In Lego Dimensions, Ninjago appears as one of the Year 1 franchises in the game. The Ninjago part of the game takes place during the fourth season of the series. In the game, Kai, Jay, Zane, Cole, Lloyd, Sensei Wu, Nya, Sensei Garmadon, P.I.X.A.L., and Dareth are playable. Skylor was going to playable, but was scrapped during the development of the game.
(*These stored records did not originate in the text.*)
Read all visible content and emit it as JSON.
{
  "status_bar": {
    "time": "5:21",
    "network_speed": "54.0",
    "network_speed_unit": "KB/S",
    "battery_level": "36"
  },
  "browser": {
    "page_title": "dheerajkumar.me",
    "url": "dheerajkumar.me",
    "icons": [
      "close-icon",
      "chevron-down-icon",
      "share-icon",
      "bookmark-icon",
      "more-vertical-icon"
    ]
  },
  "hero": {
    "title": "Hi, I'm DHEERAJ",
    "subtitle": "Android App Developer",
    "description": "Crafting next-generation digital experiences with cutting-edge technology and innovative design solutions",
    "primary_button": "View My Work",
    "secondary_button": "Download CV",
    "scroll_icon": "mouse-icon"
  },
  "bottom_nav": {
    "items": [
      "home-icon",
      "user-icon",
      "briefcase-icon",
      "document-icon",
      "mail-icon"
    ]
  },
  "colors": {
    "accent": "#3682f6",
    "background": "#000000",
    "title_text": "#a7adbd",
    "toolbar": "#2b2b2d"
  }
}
Unplayable characters include the villains, Chen, Clouse, etc., the other Elemental Masters, including Griffin Turner, Jacob Pevsner and Gravis. There are many Ninjago-based locations, including Ed & Edna's Scrap N Junk, Chen's Noodle House, etc., and many Ninjago-based vehicles. There are also three Ninjago levels.

=== Lego Worlds ===

Lego Worlds is a sandbox video game which allows players to build a world made up of Lego bricks. Ninjago characters are playable in Lego Worlds. Some of the playable characters are Kai, Zane, Lloyd, Jay, Cole Master Wu, Nya, an Anacondrai Cultist, Chen, and a Nindroid. There are also 11 Ninjago builds in the game. There are also weapons, dragons, and vehicles.

=== Lego Brawls ===

In Lego Brawls, Ninjago plays an important role. There were four major updates for Ninjago, the first being the one for the twelfth season, Prime Empire. The second was for the Ninjago special, Ninjago Legacy, which was divided into two mini-series, Tales from the Monastery of Spinjitzu, and Ninjago: Reimagined. The third was for the fourteenth season, Seabound. The latest update being for the new Ninjago series, Dragons Rising. There are many Ninjago characters from all of the seasons listed above.
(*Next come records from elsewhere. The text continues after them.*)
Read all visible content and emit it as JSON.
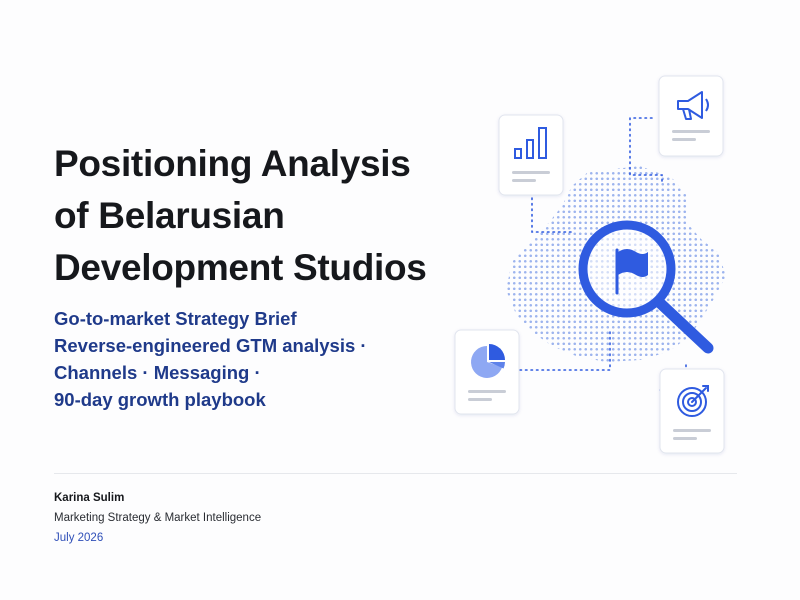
{
  "title_lines": [
    "Positioning Analysis",
    "of Belarusian",
    "Development Studios"
  ],
  "subtitle_lines": [
    "Go-to-market Strategy Brief",
    "Reverse-engineered GTM analysis ·",
    "Channels · Messaging ·",
    "90-day growth playbook"
  ],
  "footer": {
    "author": "Karina Sulim",
    "role": "Marketing Strategy & Market Intelligence",
    "date": "July 2026"
  },
  "colors": {
    "title": "#16181c",
    "subtitle": "#1f3a8a",
    "accent": "#2f5be0",
    "dots": "#9db4ee",
    "date": "#2f4fb8"
  },
  "icons": [
    "bar-chart-icon",
    "megaphone-icon",
    "pie-chart-icon",
    "target-icon",
    "magnifier-icon",
    "flag-icon"
  ]
}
=== Lego Legacy: Heroes Unboxed ===

Lego Legacy: Heroes Unboxed is a turn-based strategy video game which has Ninjago characters playable in it. The game has Jay, having his suit from Prime Empire, Kai and Zane having their Stone Armor suits which were used in the last episode of Rebooted, but the style is post Hands of Time. Lloyd and Nya having their suits from Possession, Cole having the suit he used from Prime Empire to Crystalized, which leaves Lord Garmadon, Master Wu, and Misako having their suits from The Lego Ninjago Movie.

There is also a character named 'Great White' who was one of Garmadon's henchmen in the movie. The game also has three sets and three character categories for Ninjago.

=== Fortnite ===

In December 2025, characters Kai, Jay, Cole, and Zane made appearances in the videogame Fortnite. It was also confirmed that a second part of this collaboration would be released in 2026.